Capture products so ODyn can encode every ingredient — and compare several suspects at once after a spike.

Scanning is how ODyn learns what you consumed. It reads a product's ingredient panel and encodes every ingredient at the molecular level, so it can recognize the same trigger even when it hides under different names on different products. A clean scan is the foundation for everything ODyn tells you later.

This guide covers three things: scanning a single product, scanning a batch of suspects after a spike, and getting a clean capture.

Scan a product

1. Open Scan from the menu. 2. Add a product and photograph its ingredients panel — the back-of-package list. This photo is required. 3. (Optional) Add a photo of the front of the package (helps ODyn identify the product name) and the UPC barcode (matches it to a known product). 4. Submit.

What to expect: ODyn reads and encodes the ingredients, flags anything it can't confidently identify, and adds the product to your record.

The Scan screen with a product added, showing the ingredients-panel / front / UPC photo slots.(click to enlarge)

Scan a batch after a spike

To find what caused a spike, compare suspects side by side instead of guessing one at a time.

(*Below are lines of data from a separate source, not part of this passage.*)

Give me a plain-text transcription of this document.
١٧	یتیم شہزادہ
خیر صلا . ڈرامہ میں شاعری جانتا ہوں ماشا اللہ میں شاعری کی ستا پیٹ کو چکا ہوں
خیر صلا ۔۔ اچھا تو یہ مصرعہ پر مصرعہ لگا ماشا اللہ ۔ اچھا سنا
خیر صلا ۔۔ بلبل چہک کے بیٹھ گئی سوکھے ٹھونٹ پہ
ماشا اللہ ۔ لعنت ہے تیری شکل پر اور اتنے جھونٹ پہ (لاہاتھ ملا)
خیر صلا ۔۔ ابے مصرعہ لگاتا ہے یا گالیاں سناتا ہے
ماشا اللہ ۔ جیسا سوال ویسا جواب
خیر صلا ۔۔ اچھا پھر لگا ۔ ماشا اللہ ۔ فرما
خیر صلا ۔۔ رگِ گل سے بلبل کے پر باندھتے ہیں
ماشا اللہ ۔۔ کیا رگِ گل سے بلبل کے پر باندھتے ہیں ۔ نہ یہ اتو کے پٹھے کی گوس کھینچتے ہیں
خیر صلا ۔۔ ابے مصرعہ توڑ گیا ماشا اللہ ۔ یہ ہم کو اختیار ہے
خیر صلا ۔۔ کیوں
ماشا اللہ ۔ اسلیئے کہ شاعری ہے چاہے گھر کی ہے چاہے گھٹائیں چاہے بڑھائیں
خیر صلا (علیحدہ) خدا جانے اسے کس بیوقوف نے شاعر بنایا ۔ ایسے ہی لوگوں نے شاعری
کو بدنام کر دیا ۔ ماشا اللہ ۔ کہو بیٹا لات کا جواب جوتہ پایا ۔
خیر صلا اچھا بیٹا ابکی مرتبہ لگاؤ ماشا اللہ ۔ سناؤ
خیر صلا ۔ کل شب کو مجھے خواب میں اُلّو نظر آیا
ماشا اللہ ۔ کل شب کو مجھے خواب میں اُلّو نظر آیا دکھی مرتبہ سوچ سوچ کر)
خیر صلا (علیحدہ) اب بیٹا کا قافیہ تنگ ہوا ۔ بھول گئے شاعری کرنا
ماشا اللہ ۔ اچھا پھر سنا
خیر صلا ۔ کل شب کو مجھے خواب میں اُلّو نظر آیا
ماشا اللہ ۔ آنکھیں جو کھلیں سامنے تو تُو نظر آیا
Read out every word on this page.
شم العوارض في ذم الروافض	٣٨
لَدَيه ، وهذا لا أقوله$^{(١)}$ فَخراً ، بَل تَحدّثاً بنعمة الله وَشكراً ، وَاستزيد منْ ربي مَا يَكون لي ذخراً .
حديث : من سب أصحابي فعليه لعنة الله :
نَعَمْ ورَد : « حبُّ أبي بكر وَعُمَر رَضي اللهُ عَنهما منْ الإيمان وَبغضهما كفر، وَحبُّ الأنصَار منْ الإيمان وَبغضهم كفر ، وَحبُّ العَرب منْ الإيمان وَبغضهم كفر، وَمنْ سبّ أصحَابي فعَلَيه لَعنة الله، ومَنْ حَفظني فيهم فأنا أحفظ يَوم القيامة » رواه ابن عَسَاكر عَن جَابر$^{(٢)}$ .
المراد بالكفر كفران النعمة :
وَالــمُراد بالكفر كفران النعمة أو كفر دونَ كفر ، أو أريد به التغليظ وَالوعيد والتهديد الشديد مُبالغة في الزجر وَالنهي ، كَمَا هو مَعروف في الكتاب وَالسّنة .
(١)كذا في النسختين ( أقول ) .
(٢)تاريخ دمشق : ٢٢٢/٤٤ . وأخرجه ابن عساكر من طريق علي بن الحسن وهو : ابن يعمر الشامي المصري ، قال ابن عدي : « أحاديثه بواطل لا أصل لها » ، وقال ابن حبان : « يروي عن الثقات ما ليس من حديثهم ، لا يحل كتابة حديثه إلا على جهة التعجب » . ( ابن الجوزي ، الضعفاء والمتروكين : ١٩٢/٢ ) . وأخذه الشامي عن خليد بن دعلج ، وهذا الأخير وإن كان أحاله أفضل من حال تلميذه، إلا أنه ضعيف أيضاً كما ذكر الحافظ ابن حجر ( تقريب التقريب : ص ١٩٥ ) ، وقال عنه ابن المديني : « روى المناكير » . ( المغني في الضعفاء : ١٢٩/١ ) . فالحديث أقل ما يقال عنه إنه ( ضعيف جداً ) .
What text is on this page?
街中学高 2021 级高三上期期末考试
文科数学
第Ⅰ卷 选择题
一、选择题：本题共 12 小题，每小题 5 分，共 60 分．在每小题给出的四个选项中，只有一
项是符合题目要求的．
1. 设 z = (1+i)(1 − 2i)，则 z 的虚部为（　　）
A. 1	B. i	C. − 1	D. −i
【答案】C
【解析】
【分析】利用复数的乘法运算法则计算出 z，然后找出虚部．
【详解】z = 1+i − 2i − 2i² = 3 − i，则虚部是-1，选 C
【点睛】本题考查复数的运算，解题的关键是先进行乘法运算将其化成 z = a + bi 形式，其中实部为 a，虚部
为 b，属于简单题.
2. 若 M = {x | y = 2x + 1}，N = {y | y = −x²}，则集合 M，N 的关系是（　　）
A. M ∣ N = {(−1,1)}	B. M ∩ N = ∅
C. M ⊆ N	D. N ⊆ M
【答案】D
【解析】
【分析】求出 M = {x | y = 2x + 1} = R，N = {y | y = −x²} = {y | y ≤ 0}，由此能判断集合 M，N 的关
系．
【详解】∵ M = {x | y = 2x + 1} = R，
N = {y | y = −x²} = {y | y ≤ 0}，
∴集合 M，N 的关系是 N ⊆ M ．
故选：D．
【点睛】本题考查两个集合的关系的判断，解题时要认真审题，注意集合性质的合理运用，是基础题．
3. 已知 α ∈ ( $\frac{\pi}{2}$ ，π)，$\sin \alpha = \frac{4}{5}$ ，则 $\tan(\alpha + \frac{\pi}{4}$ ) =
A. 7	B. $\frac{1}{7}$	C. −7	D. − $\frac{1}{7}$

1. Start a scan and add up to ten products — everything you consumed in the hours before the spike. 2. Capture each product's ingredients panel (add front and UPC photos if you like). 3. Submit the batch.

What to expect: ODyn runs a comparative analysis and returns a score for each item with an ingredient-level breakdown — which items stand out, which ingredients are driving them, and why.

A completed comparative analysis — per-suspect scores with the ingredient-level breakdown.(click to enlarge)

Get a clean capture

The scan is only as good as the photo. Before you submit each panel:

  • Fill the frame with the ingredient list — don't cut off the top or bottom.
  • Use even lighting — avoid glare and hard shadows across the text.
  • Hold steady — motion blur is the most common cause of a misread.
  • Flatten curved labels so the text in frame sits reasonably flat.

If an extracted list looks wrong — missing items or garbled text — re-take the panel photo and submit again.